Pero bueno, antes que yo, antes que Ezequiel Martínez, mi estimado Ignacio Fernández de Palleja (por más señas www.chorizoderueda.blogspot.com) publicó una reseña sobre "El código Blanes" en el número de enero de ISCARIOTE (nº 21). Es de las últimas buenas notas de Ignacio antes de su alejamiento de la revista, y en donde dice algunas cosas como estas: "El final de la narración queda abierto, lo que es un indicio firme de que la historia continúa. O empieza. Porque, a decir verdad, la trama es muy débil y aquello que la haría avanzar no hace más que acumularse. No hay prácticamente acción y los personajes son estereotipados y superficiales. El disco compacto tampoco aporta emoción. Es un éxito de ventas porque le ha salido al cruce a Papá Noel y lo ha encandilado con una presentación hecha por computadora, con banderas y pinturas, con el brillo del mito." La nota de Ignacio se llamó "El código frito", la de Ezequiel Martínez "El código oportunista" Yo soy más simple: "El código indescifrable".
Ahora me acuerdo de la cálida tardecita de diciembre en que se presentó el libro en el Cuartel de Dragones. Ignacio y yo nos sentamos juntos. La presentación incluía pantalla gigante con video introductorio, voz de locutor a la manera de los avances de cine y audio de óptima calidad. Antes que el libro, la importancia del evento parecía radicar en la presencia de Durán como una suerte de médium-semiólogo que revelaba algo que ni Barrán, Nahum, Williman y los que pinten se habían animado a decir sobre los orígenes de la patria y su futuro.
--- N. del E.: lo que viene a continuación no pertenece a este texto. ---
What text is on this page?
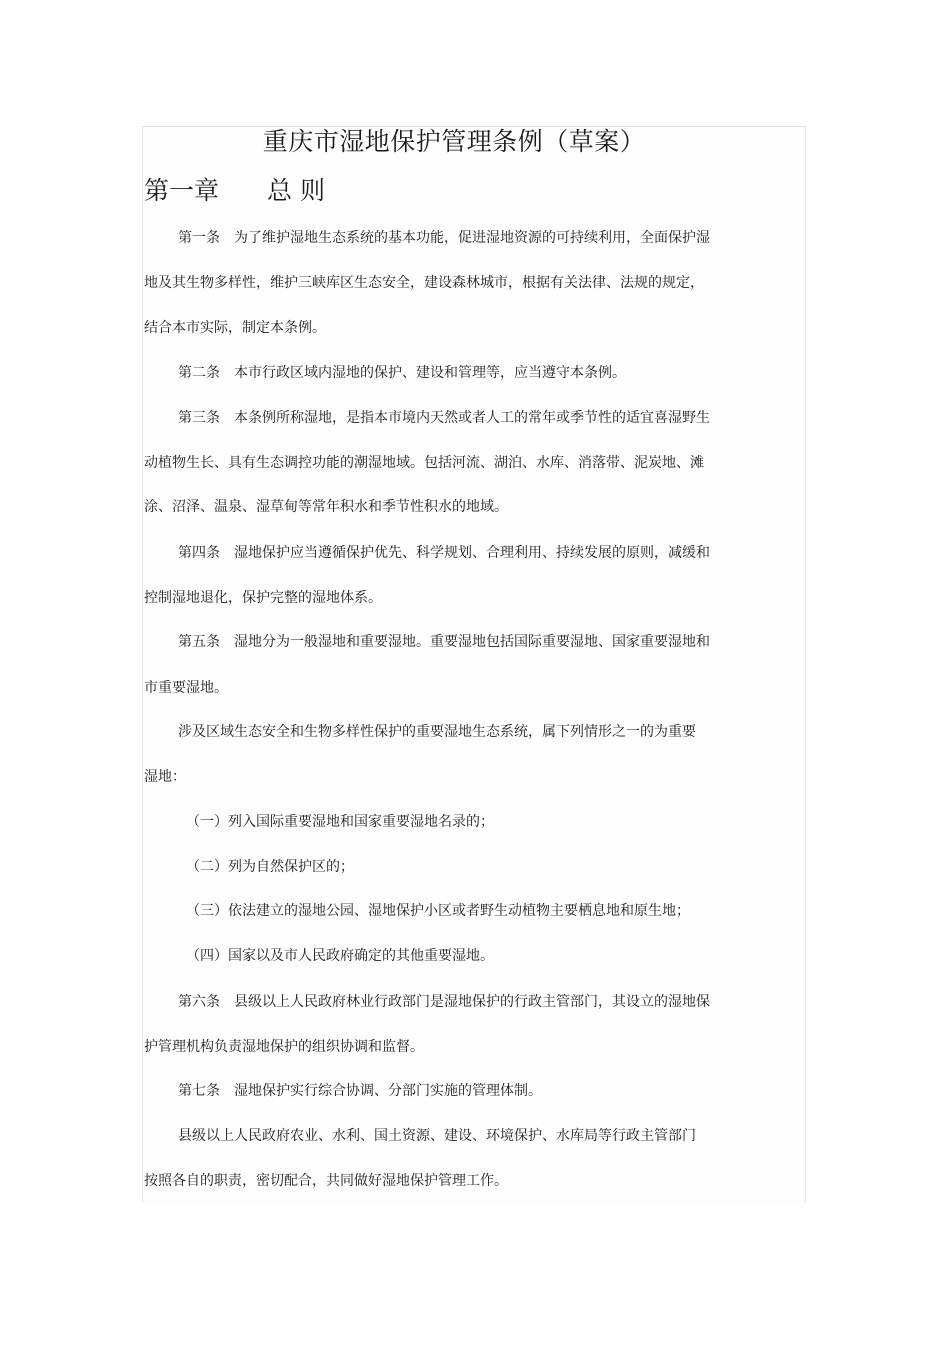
重庆市湿地保护管理条例（草案）
第一章 总 则
第一条　为了维护湿地生态系统的基本功能，促进湿地资源的可持续利用，全面保护湿
地及其生物多样性，维护三峡库区生态安全，建设森林城市，根据有关法律、法规的规定，
结合本市实际，制定本条例。
第二条　本市行政区域内湿地的保护、建设和管理等，应当遵守本条例。
第三条　本条例所称湿地，是指本市境内天然或者人工的常年或季节性的适宜喜湿野生
动植物生长、具有生态调控功能的潮湿地域。包括河流、湖泊、水库、消落带、泥炭地、滩
涂、沼泽、温泉、湿草甸等常年积水和季节性积水的地域。
第四条　湿地保护应当遵循保护优先、科学规划、合理利用、持续发展的原则，减缓和
控制湿地退化，保护完整的湿地体系。
第五条　湿地分为一般湿地和重要湿地。重要湿地包括国际重要湿地、国家重要湿地和
市重要湿地。
涉及区域生态安全和生物多样性保护的重要湿地生态系统，属下列情形之一的为重要
湿地：
（一）列入国际重要湿地和国家重要湿地名录的；
（二）列为自然保护区的；
（三）依法建立的湿地公园、湿地保护小区或者野生动植物主要栖息地和原生地；
（四）国家以及市人民政府确定的其他重要湿地。
第六条　县级以上人民政府林业行政部门是湿地保护的行政主管部门，其设立的湿地保
护管理机构负责湿地保护的组织协调和监督。
第七条　湿地保护实行综合协调、分部门实施的管理体制。
县级以上人民政府农业、水利、国土资源、建设、环境保护、水库局等行政主管部门
按照各自的职责，密切配合，共同做好湿地保护管理工作。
Me acuerdo de que Ignacio andaba con su grabador, y en ese grabador él y yo empezamos a registrar en acento castizo (más él que yo) aquello que veíamos en la pantalla. Las luces estaban apagadas, y como el audio era atronador me pareció que nadie podría darse cuenta de lo que hacíamos. Hace unos meses Ignacio me trajo el casete y nos morimos de risa. Fue entonces que me acordé de una señora que estaba sentada frente a nosotros, toda endomingada y escuchando y mirando el video como si fuera el Sermón de la Montaña. A la salida, se dio vuelta y me miró como para partirme al medio, como diciéndome "¡Qué guarango!". Y sí, señora, le habría contestado yo, a veces no queda otra que hacerse el guarango.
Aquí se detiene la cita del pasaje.